Edouard titubeó, luego sonrió con ternura y alivio.

—Descubramos el mundo juntos, entonces.

Salieron antes del alba, cruzando a hurtadillas el patio, sus rostros bañados en estrellas. El castillo, ajeno a su huida, los despidió con el suspiro de los sauces, y el mundo más allá de los muros resultó, al fin, promesa y desafío.

En su travesía rumbo a Florencia – primero a caballo, luego en barcazas lentas por los ríos, después en una carreta por caminos plagados de aldeas y sueños –, Isobel se descubrió a sí misma en cada conversación, en cada noche compartida bajo mantas y promesas y, sobre todo, en el tacto de Edouard, que rescataba el deseo valiente y prohibido.
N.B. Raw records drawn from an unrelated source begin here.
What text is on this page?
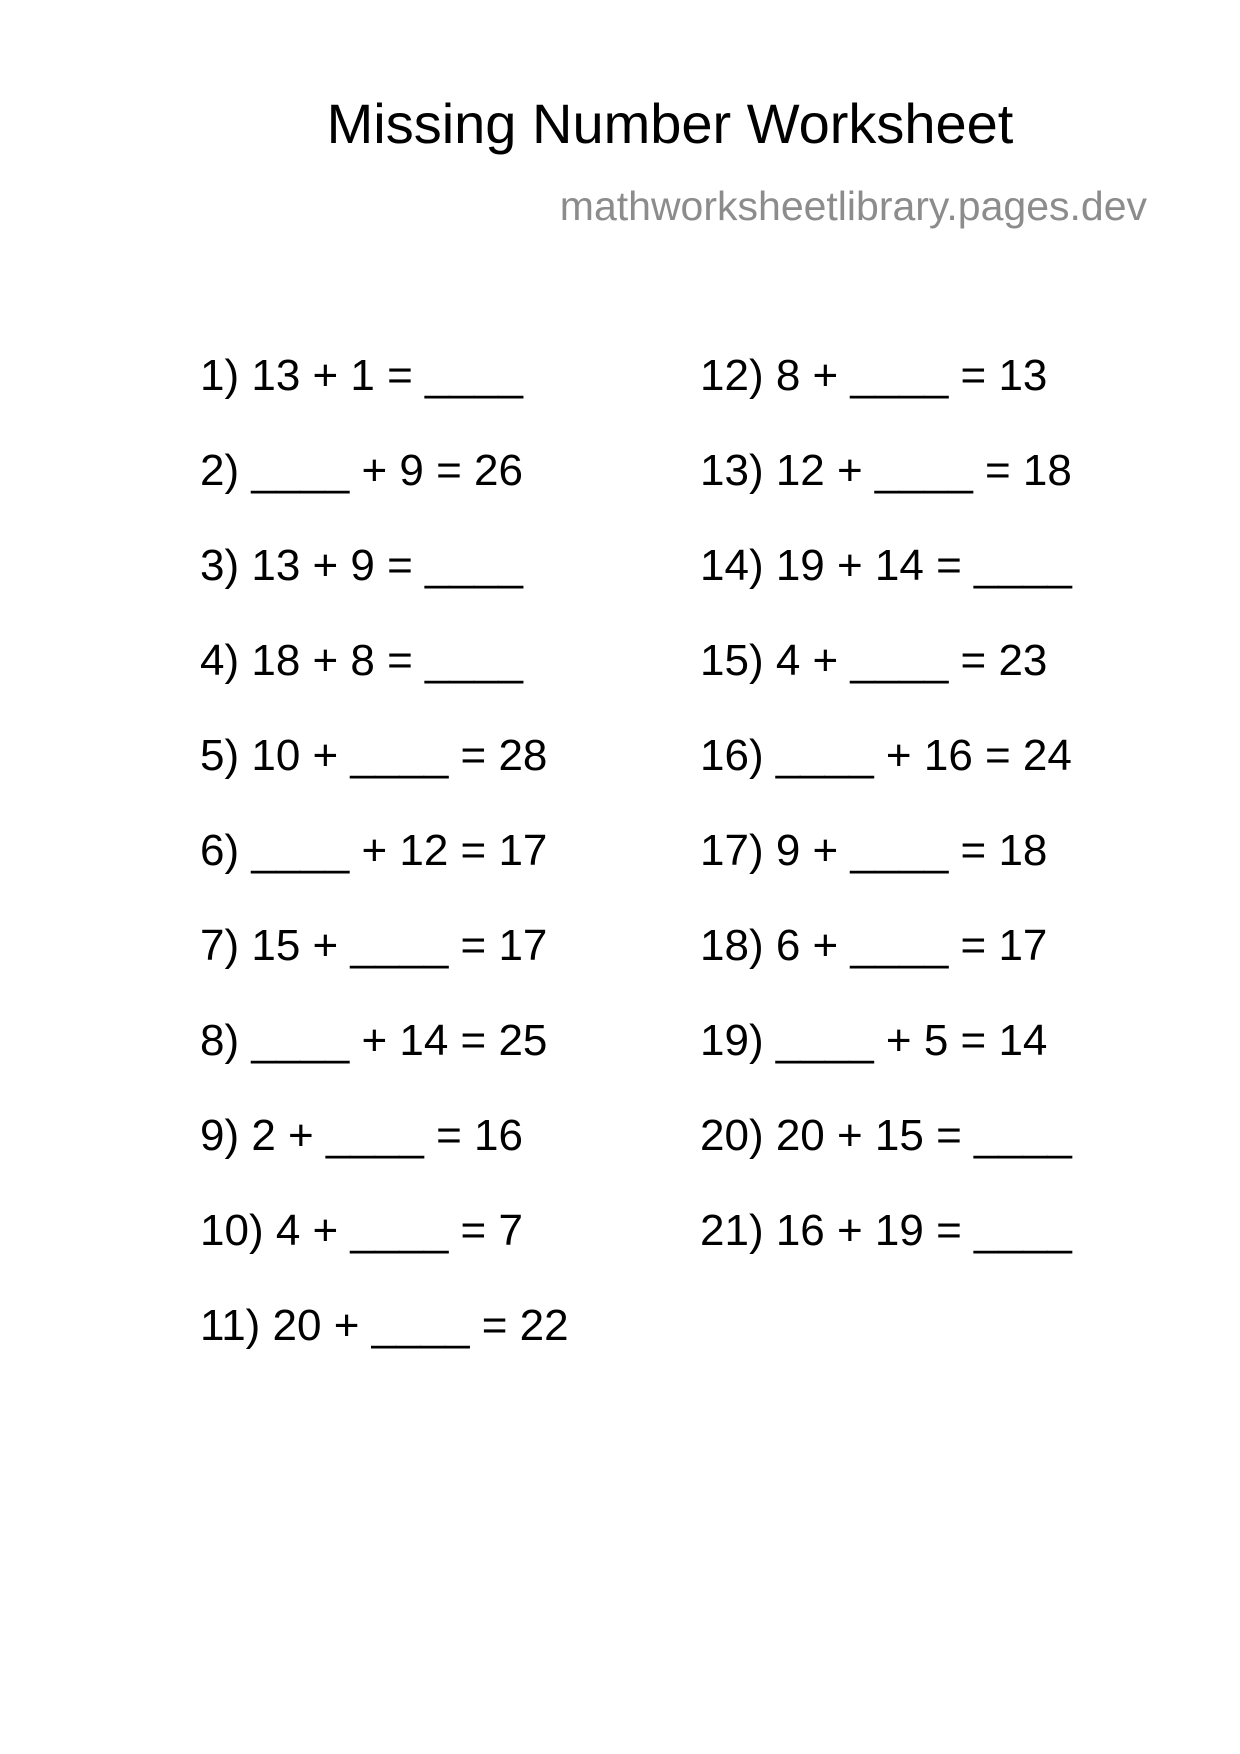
Missing Number Worksheet
mathworksheetlibrary.pages.dev
1) 13 + 1 = ____
2) ____ + 9 = 26
3) 13 + 9 = ____
4) 18 + 8 = ____
5) 10 + ____ = 28
6) ____ + 12 = 17
7) 15 + ____ = 17
8) ____ + 14 = 25
9) 2 + ____ = 16
10) 4 + ____ = 7
11) 20 + ____ = 22
12) 8 + ____ = 13
13) 12 + ____ = 18
14) 19 + 14 = ____
15) 4 + ____ = 23
16) ____ + 16 = 24
17) 9 + ____ = 18
18) 6 + ____ = 17
19) ____ + 5 = 14
20) 20 + 15 = ____
21) 16 + 19 = ____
La historia no terminó con un "felices para siempre" inmediato, porque el amor, como ellos mismos, se fue desplegando a través de incertidumbres, desafíos y el lento aprendizaje de perdonarse por haber querido algo más.

Montfleur quedó atrás, los pesares diluidos por la certeza de haber elegido, al menos una vez, la vida antes que el miedo. En la luz dorada del taller frente al Arno, entre colores y libros, Isobel halló un hogar de verdad. Sabía que los días podían ser inciertos, que la felicidad era tan frágil como una enredadera bajo lluvia.

Pero bastaba con ver a Edouard inclinarse sobre un plano de mármol, sonreírle mientras el sol de la Toscana teñía de cobre sus cabellos, para recordarse que en el gran mapa del destino, los senderos a veces sólo aparecen al animarse a andar.

Así fue que la historia de Isobel y Edouard no fue la de su huida, ni la de su amor transgresor, sino la de haberse descubierto a sí mismos en el acto de elegir, juntos, la promesa de un porvenir construido día a día. Eso, supo Isobel mucho después, fue su mayor descubrimiento.